My sister’s suggestion regarding the issues with my sight and eyes is pretty darn logical; the medicine I am taking could easily have that side effect, especially now with the number of different meds I’m taking.


I’m going to try reducing the pain meds to see if the pain is still there or not because it is very difficult to know if the meds you take globally mask it. I can obviously get back on them if I realize an increase in the pain, but I’d like to know if things have changed or not. I’d rather not take pain medicine at all.
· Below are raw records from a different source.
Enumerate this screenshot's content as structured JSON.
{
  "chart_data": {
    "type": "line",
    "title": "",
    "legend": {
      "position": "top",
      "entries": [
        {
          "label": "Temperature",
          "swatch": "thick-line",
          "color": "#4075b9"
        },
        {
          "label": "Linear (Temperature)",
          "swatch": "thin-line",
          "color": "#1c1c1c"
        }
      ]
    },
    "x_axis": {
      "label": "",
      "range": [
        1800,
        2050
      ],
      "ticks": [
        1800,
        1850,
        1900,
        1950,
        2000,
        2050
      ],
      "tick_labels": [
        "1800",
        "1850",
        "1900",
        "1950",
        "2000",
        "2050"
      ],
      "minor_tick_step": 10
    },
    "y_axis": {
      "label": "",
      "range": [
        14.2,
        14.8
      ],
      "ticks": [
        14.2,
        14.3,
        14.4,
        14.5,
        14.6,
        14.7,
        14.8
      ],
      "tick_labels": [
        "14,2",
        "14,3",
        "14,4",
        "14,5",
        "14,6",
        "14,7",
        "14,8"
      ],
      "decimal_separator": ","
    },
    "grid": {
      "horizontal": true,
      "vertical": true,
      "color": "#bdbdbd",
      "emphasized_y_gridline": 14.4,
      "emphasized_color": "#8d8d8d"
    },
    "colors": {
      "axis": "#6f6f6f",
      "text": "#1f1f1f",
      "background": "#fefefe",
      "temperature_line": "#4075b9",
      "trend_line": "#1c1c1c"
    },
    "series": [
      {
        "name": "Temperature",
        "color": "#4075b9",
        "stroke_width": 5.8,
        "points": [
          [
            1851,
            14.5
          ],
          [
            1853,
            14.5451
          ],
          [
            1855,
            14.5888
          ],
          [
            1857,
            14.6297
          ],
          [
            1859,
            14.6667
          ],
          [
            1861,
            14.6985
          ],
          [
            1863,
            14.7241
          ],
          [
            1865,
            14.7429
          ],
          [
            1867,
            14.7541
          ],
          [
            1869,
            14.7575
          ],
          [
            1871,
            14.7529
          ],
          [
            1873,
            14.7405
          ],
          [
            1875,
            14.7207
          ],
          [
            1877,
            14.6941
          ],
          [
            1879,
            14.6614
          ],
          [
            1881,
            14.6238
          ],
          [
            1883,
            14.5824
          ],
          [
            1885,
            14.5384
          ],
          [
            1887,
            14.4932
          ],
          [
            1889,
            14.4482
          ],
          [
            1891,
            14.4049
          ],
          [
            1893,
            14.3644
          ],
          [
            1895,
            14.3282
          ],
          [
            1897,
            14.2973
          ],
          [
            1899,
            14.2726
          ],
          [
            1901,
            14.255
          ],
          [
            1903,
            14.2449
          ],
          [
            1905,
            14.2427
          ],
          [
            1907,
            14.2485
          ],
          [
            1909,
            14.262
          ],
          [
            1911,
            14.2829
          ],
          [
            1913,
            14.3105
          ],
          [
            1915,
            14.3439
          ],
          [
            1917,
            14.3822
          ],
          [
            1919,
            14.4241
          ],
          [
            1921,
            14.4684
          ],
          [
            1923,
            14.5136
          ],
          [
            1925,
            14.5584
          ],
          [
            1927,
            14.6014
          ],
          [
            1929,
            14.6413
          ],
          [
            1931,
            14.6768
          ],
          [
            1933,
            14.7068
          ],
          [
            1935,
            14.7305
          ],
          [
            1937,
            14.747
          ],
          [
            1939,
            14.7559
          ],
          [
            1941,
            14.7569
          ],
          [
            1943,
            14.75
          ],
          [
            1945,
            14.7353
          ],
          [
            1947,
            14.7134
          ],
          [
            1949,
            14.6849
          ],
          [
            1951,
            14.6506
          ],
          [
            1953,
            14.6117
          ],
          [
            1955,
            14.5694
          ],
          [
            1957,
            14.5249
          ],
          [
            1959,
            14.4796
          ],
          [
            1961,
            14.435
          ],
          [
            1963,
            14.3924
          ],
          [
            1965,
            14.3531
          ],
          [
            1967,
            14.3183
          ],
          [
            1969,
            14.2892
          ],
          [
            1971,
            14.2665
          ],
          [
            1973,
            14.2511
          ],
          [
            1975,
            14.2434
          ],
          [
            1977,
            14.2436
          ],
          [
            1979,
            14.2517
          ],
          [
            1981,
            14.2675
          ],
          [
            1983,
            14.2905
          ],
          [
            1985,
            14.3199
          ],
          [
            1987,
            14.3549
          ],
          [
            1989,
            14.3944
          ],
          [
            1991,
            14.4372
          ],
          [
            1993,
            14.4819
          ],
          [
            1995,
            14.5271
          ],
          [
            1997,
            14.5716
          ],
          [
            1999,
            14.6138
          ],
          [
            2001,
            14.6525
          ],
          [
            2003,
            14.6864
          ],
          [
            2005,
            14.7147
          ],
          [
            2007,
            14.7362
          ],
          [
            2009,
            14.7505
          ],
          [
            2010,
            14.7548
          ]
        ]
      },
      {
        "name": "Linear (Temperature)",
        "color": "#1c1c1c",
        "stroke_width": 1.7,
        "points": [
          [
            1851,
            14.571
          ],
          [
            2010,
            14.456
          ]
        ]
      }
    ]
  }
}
CC’s mom is more or less, back to her same self and the stress of normal every day to day living has returned with the routine except that I am giving her her meds and not waiting for CC to come home to do it as well as some other care giving that makes life easier on CC so the full weight is not on her alone. This has to change, though. We cannot continue on like this. There will have to be conversations within the family to work out a solution that relieves us of the 3+ year long job of caring 24x7 for her mom. She doesn’t want to go anywhere, she doesn’t want to go be with anyone, she doesn’t want to do much of anything except stay in her room, watch her TV, have her coffees brought to her, have her newspapers brought to her weekly and be personally, physically cared for by CC. That’s it pretty much it in a sentence or two. It has to change.

I believe it is time to find another vehicle; my truck will cost far more to repair than it is worth on a good day. I need to replace the alternator and then put it up for sale for probably $1,200.00. It’ll run and behave but it need some fixes to bring it to *good* shape and we don’t and won’t have that kind of money to put on a vehicle. We are going to be looking for a suburban or sorts because we need a vehicle that can tow the boat and carry at least 5 passengers. I need to be able to get in and out of it easily which excludes small and medium sized cars that I would have to step down into.
*sigh*

Much going on.

Lastly, we are going to go ahead and pursue the appointment with Dr. Ralph with or without Kaiser’s referral, so it will cost us $400.00 out of our pockets, but at least we can begin to move forward in this whirlpool and maybe even, eventually, make it to the side of the pool and get out of it. God willing we will, but we have to keep going whether we succeed or not.